With elections approaching next year, rivals of Telstra have urged for strong controls on the rates charged by Telstra for access to its infrastructure.
“All policy must lead to the development of an industry structure that is conducive to maximising competition,” the Competitive Carriers Coalition (CCC) said in a policy statement released today.
“Competition is the best driver of consumer and national welfare. Policy must promote effectively competitive markets for the provision of national communications services.”
The CCC is an industry association representing “non-dominant telecommunications carriers” in the fixed line, mobile, residential, corporate, government, voice and data markets. Members are: Macquarie Telecom, iiNet, NextGen, Vodafone Hutchison Australia, TransACT, Internode and Adam Internet—which is pending acquisition by Telstra.
The CCC and its members have lately been active raising competitive issues. Earlier this month, the coalition urged regulators to rein in Telstra’s market power buying content. Also, CCC member Vodafone Hutchison Australia urged regulators to support policies that scale back what Vodafone sees as “regulatory favour” for Telstra, an allegation that Telstra has rejected.
On a media call, members of the CCC said that competitors hope to influence the political parties as they develop their broadband policy positions ahead of the 2013 elections. Elections are expected to be held at some point between August and November next year.

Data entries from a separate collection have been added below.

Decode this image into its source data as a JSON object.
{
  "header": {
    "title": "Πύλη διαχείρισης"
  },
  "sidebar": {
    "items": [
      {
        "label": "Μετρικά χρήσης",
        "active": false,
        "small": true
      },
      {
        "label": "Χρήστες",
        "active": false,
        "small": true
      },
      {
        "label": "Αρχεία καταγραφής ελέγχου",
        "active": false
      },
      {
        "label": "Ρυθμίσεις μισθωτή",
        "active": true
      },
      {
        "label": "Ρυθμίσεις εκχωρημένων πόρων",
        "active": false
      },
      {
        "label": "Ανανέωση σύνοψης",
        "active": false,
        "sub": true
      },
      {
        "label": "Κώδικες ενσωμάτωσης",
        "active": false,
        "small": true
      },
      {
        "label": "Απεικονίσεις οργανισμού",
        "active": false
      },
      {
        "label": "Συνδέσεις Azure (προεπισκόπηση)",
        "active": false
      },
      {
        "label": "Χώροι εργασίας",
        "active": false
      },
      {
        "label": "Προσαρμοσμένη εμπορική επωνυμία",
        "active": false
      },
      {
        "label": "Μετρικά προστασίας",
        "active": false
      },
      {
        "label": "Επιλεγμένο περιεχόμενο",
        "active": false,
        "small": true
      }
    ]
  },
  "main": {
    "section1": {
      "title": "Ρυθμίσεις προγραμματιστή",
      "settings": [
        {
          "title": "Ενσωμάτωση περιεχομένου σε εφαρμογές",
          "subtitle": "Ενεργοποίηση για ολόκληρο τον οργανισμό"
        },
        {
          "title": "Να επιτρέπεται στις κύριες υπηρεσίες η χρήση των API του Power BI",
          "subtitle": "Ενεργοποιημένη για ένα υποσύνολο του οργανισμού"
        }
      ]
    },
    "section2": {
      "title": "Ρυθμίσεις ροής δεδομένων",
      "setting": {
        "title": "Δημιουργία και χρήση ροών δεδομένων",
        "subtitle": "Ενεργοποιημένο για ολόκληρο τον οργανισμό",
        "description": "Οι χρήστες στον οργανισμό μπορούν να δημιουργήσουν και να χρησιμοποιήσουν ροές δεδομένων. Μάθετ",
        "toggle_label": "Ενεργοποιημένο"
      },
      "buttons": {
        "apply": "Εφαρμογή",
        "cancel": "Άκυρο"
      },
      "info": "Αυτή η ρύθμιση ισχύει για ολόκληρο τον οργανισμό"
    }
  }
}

The CCC intends the regulatory principles as a set of “ground rules” against which politicians’ broadband positions going into the elections can be measured, said the coalition’s chairman, Matt Healy, on a media call.
The CCC isn’t seeking or expecting changes, Healy said. “It’s more about what would be the broadband policies and what would be the policies used to promote competition in fixed mobile.”
Healy couldn’t say if he expected one party’s positions would likely be more in line with the CCC’s principles than another. “The parties haven’t released their policies,” he said.
The CCC urged structural separation of facilities that show natural monopoly characteristics. In addition, government should regulate prices charged to competitors for access to the incumbent facilities, it said.
“Regulated prices should be based on established and consistent principles to promote the long-term interest of end-users, prevent monopoly rents and network ‘gold plating’.”
The CCC said government funding for telecom infrastructure in high-cost areas should go to multiple companies, not just the incumbent Telstra.
“Policy must avoid subsidies that entrench the dominance of the major incumbent and improve its market position,” the CCC said. “For example, Government funding should not subsidise the expansion of Telstra mobile network coverage without establishing open access arrangements and equivalence principles consistent with those being implemented in fixed line network regulation.”
Among other suggestions, the CCC said wholesale communications should be regulated on a national level and policy should not lock in old technology.
“Policy to upgrade existing fixed line networks must be based on structural separation of the monopoly element and specify a pathway to FTTP that enhances future competitive opportunities,” the CCC said. “Any upgrade pathway must reflect the principle that all developments must lead to greater competition over time.”
Computerworld Australia has contacted Telstra for comment.